Tuesday 17 September 2019

Why we won't get online safety

 Why data breaches won't go away

Why phishing won't go away

"Those who would give up essential usability to purchase a little technical security deliver neither usability nor security."

There is no prospect of us having online safety in the foreseeable future. The diagrams above show the stories around data breaches and phishing.

The infosec world does not have the tools, resources, culture, management, or incentives to fix things. The bad actors carry on getting smarter.

The IT security world as presented to us ordinary users is confusing, inconsistent, and unpleasant.

Several things are clear:
1. The victim-blaming ("silly users with their 1234567 passwords") needs to be challenged at every opportunity. It is unhelpful in the extreme.
2. Digital literacy needs to highlight Michel de Certeau's 'Arts de Faire / Arts of Doing' - ways of reclaiming our autonomy from the panopticon and bad actors.

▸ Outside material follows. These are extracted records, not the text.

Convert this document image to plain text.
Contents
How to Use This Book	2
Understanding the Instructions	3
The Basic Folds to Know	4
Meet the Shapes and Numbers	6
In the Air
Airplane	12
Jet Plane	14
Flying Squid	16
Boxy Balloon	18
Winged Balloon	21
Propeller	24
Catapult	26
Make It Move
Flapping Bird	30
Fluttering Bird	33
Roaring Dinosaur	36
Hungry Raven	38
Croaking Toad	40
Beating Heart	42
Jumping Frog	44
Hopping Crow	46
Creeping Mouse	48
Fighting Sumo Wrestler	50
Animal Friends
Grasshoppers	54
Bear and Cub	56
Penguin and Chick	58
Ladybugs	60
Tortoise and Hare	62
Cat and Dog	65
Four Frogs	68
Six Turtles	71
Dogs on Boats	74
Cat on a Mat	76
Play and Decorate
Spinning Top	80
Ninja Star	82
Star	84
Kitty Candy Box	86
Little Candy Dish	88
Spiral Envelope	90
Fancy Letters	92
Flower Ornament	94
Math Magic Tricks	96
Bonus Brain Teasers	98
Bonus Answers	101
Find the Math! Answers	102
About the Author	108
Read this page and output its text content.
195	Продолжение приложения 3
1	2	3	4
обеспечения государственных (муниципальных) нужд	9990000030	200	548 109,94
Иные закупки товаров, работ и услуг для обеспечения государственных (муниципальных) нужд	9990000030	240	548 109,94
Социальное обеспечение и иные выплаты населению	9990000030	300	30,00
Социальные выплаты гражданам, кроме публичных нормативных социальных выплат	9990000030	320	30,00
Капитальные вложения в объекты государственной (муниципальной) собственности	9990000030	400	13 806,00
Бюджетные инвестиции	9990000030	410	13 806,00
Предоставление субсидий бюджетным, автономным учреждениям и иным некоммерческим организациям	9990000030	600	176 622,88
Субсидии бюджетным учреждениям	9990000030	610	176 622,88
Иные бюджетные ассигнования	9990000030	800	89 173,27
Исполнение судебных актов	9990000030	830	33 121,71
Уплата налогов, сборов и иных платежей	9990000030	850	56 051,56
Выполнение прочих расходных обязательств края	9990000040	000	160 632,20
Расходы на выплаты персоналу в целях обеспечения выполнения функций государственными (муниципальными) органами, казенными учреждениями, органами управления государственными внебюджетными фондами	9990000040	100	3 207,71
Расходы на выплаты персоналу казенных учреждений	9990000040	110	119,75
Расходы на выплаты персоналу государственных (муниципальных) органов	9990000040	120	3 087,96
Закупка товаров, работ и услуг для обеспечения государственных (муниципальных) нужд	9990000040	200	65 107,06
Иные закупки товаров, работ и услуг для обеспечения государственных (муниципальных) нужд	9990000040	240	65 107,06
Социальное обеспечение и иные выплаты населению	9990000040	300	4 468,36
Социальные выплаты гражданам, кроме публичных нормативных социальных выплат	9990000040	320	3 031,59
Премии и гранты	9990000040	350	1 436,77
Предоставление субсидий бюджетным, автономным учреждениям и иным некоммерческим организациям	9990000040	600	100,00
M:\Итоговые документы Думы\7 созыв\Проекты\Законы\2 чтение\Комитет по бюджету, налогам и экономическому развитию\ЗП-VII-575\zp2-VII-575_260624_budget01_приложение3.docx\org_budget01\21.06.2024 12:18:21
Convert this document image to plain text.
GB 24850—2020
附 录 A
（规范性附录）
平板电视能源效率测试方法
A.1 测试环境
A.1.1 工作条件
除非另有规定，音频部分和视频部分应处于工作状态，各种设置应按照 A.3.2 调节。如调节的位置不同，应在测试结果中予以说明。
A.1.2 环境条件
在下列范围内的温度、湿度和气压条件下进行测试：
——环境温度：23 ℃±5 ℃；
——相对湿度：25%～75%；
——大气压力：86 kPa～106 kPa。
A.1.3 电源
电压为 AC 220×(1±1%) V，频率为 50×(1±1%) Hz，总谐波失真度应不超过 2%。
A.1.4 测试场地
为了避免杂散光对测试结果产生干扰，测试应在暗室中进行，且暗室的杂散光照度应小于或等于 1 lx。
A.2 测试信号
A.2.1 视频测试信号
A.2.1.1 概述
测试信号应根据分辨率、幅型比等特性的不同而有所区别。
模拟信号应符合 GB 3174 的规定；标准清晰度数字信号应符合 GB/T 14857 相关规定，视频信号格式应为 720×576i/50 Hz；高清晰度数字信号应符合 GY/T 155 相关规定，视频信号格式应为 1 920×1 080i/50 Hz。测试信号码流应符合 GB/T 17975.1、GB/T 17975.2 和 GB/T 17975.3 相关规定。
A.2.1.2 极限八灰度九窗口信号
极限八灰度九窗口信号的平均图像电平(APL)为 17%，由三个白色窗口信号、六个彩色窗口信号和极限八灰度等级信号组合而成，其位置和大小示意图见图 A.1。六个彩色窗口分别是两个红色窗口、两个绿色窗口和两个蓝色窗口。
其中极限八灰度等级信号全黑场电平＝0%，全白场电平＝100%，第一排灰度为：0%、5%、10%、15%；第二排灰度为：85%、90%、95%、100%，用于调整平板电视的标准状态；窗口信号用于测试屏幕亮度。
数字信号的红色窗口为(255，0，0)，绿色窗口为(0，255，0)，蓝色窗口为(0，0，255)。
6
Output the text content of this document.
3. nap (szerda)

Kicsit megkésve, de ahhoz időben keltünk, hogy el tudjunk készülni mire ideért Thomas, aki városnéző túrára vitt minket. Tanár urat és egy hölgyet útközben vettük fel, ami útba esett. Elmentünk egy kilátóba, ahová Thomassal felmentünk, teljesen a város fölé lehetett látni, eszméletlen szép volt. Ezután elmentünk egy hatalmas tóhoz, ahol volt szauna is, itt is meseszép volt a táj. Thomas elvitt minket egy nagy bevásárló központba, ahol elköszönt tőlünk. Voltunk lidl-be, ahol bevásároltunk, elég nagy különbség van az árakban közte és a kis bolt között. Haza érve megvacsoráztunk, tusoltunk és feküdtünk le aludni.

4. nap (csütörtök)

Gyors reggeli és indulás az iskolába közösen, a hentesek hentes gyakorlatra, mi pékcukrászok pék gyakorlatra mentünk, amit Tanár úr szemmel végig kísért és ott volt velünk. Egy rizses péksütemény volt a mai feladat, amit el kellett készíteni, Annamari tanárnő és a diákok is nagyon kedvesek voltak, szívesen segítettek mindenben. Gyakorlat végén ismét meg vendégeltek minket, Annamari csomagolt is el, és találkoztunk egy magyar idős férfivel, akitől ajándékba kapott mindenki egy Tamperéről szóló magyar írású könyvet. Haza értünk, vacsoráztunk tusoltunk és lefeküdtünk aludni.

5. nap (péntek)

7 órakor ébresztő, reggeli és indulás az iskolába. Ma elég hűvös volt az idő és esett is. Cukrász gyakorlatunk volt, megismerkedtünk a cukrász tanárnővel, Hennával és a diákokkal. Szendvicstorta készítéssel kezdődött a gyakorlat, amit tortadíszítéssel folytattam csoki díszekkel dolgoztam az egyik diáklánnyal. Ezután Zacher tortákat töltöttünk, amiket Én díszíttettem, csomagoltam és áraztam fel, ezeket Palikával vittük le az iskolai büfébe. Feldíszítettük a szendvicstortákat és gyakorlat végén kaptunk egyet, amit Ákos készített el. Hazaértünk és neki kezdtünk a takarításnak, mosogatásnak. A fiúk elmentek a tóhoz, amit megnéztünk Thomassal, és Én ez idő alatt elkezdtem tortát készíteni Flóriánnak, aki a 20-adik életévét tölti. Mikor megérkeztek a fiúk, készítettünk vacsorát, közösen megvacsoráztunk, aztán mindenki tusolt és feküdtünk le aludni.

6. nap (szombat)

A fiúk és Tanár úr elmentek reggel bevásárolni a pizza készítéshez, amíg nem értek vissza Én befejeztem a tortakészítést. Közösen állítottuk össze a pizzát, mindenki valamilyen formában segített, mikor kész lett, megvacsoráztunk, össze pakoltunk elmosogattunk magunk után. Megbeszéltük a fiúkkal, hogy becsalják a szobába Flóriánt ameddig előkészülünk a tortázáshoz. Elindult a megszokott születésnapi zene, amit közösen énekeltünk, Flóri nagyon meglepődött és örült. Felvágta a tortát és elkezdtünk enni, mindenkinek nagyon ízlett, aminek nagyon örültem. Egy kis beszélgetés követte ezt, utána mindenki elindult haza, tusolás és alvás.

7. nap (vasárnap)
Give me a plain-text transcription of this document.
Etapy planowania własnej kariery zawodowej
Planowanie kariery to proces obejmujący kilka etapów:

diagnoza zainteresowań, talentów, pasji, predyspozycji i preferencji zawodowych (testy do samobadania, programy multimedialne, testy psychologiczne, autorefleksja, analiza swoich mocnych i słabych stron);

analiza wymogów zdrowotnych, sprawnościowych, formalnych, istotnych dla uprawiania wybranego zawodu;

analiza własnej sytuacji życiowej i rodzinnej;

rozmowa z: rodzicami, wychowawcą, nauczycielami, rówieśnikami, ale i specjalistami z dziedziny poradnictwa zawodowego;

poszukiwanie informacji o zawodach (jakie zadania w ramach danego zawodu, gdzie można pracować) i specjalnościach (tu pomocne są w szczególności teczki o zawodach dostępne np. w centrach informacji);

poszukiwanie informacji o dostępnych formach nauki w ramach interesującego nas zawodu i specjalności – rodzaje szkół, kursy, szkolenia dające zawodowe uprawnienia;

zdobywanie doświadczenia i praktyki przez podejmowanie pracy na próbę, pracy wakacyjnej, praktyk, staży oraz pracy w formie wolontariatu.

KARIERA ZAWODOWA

3. We need tools and resources to fight back / hold our own against the tide of incompetence and malevolence.

4. There is no obvious source for good advice, training, tools, and resources that will be heard above the noise and used at scale.



The Robert Graham Project says "I think the most important security precaution is to lie to computers compulsively". This includes made-up user names, multiple email addresses, fake answers to security questions, and multiple mobile phone numbers. The recent (very good) UK Government guidance gets close but not close enough.

Passwords and Usability

Usability of advice

Much advice on passwords is contradictory, confusing, and context-free. I propose a Scale for Evaluating Password Advice (SEPA)

1. Does the advice give due prominence to haveibeenpwned.com?
2. Is the advice tailored to specific users and contexts (use cases)? (as opposed
    to being generic)
If 'Yes' to question 2:
3. Are there indications that the threat priorities have been based on
    evidence?
4. Are there indications that the risk mitigation actions proposed are
    based on evidence?
5. Are there indications that the advice has been tested with
    representative users?

Password Managers

There are plenty of reviews of password managers. These all seem to focus on technical aspects, with little or no understanding of usability. On the basis of limited personal experience, I suggest the following criteria for password manager usability:
1. The supplier website sets out what use cases it meets, and how, and what use cases it does not support.
2. The manager has a link to haveibeenpwned.com API.
3. The manager generates user-friendly passphrases  like this
4. The manager works without the cloud.
5. The manager helps the user cope with the vagaries of various websites e.g. no paste allowed.
6. The manager is compatible with producing paper storage system.

Use Cases

A collection of not-very-thought-through use cases is below for illustrative (rather than design)purposes:
  • A US Secretary of State who steps out of the SCIF to use her personal Blackberry.
  • A bitcoin miner whose mobile phone account is hijacked to exploit SMS 2FA.
  • A Cambridge Professor of Security Engineering who refuses to use online banking with good reason
"...if you fall victim to an online fraud the chances are you will never see your money again...one of the banks’ most extraordinary feats of recent years has been their ability to shift liability away from themselves and on to the customer – aided by a Financial Ombudsman Service (FOS) that they claim rarely challenges the banks following a fraud."
  • A journalist talking to dissidents in a dangerous country.
  •  Grandma logging into Facebook while staying with her daughter.
  •  Grandma wanting to put her online affairs in order for her estate. 
  • A student wanting to prevent his flatmates using his pr0n account when he is out. 
  • A businessman going to the toilet while doing online business with the free wi-fi in a coffee shop.
  • A Civil Servant wanting to do home banking while at the office.
  • An agency ICU nurse called in at short notice needing to look up patient records. 
  • A homeless person using a mobile phone to claim benefits and pay bills. 
  • Someone on a list entering the USA and being asked to provide their passwords.

Important update from Rachel Tobac: "A useful thing about using a password manager that I don’t always see folks talk about is that my pw manager won’t enter my username and password on malicious lookalike sites. Not the real airline website? Looks real but it’s actually a malicious URL? No credentials entered". So - does the pw manager do this?